Башня уже видна из окна. На улице по крыше и окнам тарабанит град, давящий и без того на больную голову. Она поднимается по ступенькам всё ещё босая. При входе у неё просят паспорт — она в этой башне уже давно никто, давно не появлялась, лет десять точно, и пора бы, наконец, со всеми увидеться. Сказать, что да как. Признаться в том, что происходит, а не оканчивать звонки словами «да, всё хорошо, я занята, пока». Ей так стыдно за себя… За то, кем она стала. Локи бы точно был ею недоволен.

Элис достает документ и с тяжелым вздохом показывает его администраторше.

«Элис Патриция Купер-Смит»

Фамилия её мужа ужасна, и она в который раз убеждается в этом, наблюдая за тем, как женщина усмехается.

— Элис! — слышится голос Наташи.

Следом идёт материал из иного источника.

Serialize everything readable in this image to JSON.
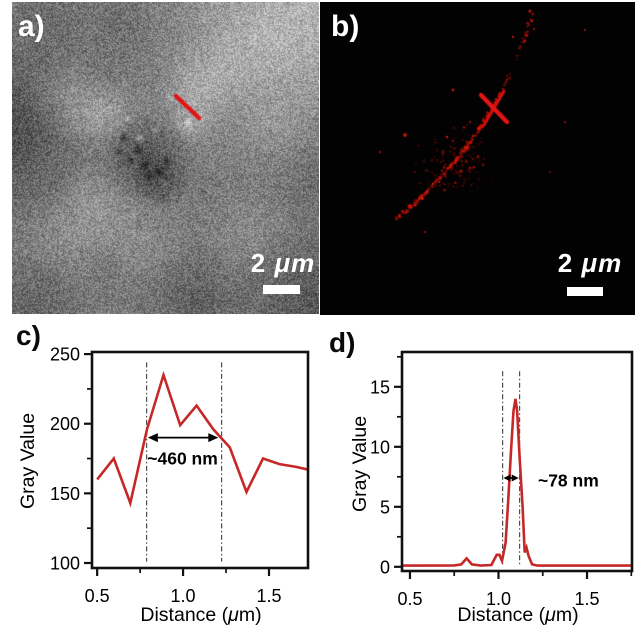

Девушка откликается, и позабыв о том, что за непристойное поведение её могут выгнать, она несется навстречу подруге, будто маленький ребенок, будто ей вдвое меньше, будто она может отчетливо разглядеть её лицо без очков, и точно уверена, что даже просто так, со слов тети Нат, её пропустят.

Блондинка крепко обнимает Романову, прижимаясь щекой к щеке — и почему-то, её охватывает чувство дежавю. Элис мерещится, что она обнимает свою мать, это тепло, этот родной голос, эти объятия и чувство безопасности, отгороженности от чужого и жестоко мира… Будто она на секунду вернулась в глубокое детство. Эти воспоминания заставляют Элис ещё сильнее сжать Наташу, и той странной женщине ничего не остается, кроме как отпустить её, даже не вернув паспорт.

Уже через пару минут Элис сидит на диване, укутываясь в плед так, чтобы вся влага и весь холод стали не ощутимыми, быстро ушли от её тела. Поттс приносит ей чашку горячего молока, садится рядом и начинает обрабатывать рану на виске.

— Пеппер, я скоро увижу Тони? — с энтузиазмом, опять же. Будто маленькая девочка, спрашивает Роджерс.

— Он укладывает Алекс спать, — улыбнулась Пеппер. — Так что скоро будет.

Элис вздыхает и ставит чашку на стол.